KOLHAPUR: The heated campaign for the Pandharpur-Mangalwedha assembly bypoll ended on Thursday with flagrant violation of Covid-19 rules with masks not worn, social distance not maintained and far more than 200 people gathering at various spots.
In public meetings of both major parties, the attendance was in the thousands. Recently the district administration registered a case against the organisers of both
NCP and
BJP rallies for violation of Covid-19 norms.
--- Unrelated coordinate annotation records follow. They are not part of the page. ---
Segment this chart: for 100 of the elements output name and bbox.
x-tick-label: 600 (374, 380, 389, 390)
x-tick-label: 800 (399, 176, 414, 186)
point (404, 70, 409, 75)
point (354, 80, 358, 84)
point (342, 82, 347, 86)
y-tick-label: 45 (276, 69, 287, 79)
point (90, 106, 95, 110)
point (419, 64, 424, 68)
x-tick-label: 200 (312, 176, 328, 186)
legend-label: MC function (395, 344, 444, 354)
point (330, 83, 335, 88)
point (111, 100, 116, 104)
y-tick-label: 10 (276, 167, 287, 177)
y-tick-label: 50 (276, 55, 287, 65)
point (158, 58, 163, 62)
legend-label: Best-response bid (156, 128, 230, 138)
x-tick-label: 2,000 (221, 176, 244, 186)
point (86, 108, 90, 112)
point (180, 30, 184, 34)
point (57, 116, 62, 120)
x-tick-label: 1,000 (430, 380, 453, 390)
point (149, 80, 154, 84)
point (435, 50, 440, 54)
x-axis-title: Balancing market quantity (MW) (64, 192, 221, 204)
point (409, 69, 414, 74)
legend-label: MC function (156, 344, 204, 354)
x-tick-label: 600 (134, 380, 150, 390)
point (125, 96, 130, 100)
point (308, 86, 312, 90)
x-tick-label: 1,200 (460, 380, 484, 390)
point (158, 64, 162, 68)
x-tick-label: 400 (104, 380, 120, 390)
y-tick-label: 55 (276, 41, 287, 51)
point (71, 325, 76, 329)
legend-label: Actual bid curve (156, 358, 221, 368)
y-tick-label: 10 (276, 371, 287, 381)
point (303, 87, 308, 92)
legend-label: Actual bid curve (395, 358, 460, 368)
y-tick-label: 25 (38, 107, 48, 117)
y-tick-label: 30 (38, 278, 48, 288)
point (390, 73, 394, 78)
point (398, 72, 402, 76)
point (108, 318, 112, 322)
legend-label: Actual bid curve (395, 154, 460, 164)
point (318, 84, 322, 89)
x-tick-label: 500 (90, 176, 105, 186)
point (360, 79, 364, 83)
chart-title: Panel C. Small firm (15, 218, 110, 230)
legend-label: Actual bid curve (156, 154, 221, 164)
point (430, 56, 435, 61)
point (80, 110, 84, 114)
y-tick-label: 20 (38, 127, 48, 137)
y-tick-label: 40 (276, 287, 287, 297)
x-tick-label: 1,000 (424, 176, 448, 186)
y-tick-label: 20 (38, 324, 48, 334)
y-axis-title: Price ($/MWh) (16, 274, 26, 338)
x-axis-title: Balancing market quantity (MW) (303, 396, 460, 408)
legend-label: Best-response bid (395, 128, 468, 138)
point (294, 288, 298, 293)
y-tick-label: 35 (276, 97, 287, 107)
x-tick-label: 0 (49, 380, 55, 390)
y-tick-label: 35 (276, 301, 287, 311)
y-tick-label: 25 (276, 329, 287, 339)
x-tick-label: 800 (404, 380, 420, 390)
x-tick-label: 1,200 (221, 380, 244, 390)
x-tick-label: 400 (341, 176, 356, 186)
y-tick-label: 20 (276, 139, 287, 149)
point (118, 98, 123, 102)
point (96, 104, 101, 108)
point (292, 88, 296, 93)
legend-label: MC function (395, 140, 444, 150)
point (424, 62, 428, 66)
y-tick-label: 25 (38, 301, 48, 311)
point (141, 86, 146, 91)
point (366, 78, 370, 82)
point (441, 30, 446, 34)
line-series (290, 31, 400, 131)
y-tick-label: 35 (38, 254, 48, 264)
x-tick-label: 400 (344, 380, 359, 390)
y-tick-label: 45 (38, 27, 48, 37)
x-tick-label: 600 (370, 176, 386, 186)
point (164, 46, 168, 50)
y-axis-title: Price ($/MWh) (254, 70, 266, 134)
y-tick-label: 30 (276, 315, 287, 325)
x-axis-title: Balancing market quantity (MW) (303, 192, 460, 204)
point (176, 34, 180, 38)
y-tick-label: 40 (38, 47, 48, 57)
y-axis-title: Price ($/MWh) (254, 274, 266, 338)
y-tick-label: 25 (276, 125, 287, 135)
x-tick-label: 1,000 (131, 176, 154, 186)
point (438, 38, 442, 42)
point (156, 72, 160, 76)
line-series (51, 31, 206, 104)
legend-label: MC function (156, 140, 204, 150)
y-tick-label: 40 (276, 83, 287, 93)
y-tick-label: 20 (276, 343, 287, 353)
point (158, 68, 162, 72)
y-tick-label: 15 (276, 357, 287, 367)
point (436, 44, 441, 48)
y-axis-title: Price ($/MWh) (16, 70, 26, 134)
Solapur district collector Milind Shambharkar had issued orders stating prohibitory rules introduced this week in the state would not be applicable for the poll campaigning and had allowed campaign rallies and meetings with not more than 200 attendees.
At the start of the campaign around 10 days ago, the contest looked easy for the NCP, which has fielded Bhagirath Bhalake, son of Bharat Bhalake, whose death necessitated the by-election.
The BJP deployed top guns like the leader of the opposition in the assembly Devendra
Fadnavis and party state unit president Chandrakant
Patil for the campaign for its candidate, Samadhan Autade. While Fadnavis addressed six rallies in a day, Patil was seen on the ground till the last day of campaigning.
This is the first assembly by-election challenge for the Maha Vikas Aghadi (MVA). On the last day of campaigning,
Congress state unit president Nana Patole addressed a rally at Pandharpur while district guardian minister Dattatray Bharane held small meetings in Mangalwedha villages.
Chief minister Uddhav Thackeray, in his address recently, had exempted the constituency from curfew orders.
There are 19 candidates in the contest for the assembly by-election.
Voting will be held on Saturday and counting, on May 2.
The MVA made emotional appeals to citizens to vote for Bhalake while the BJP slammed the MVA government over the corruption controversies around former home minister Anil Deshmukh of the NCP and the handling of the Covid-19 pandemic.
The BJP also raked up local issues such as "denial" of dam water to Pandharpur-Mangalwedha by "MVA politicians". It brought up the repeated temple shutdowns under the MVA government.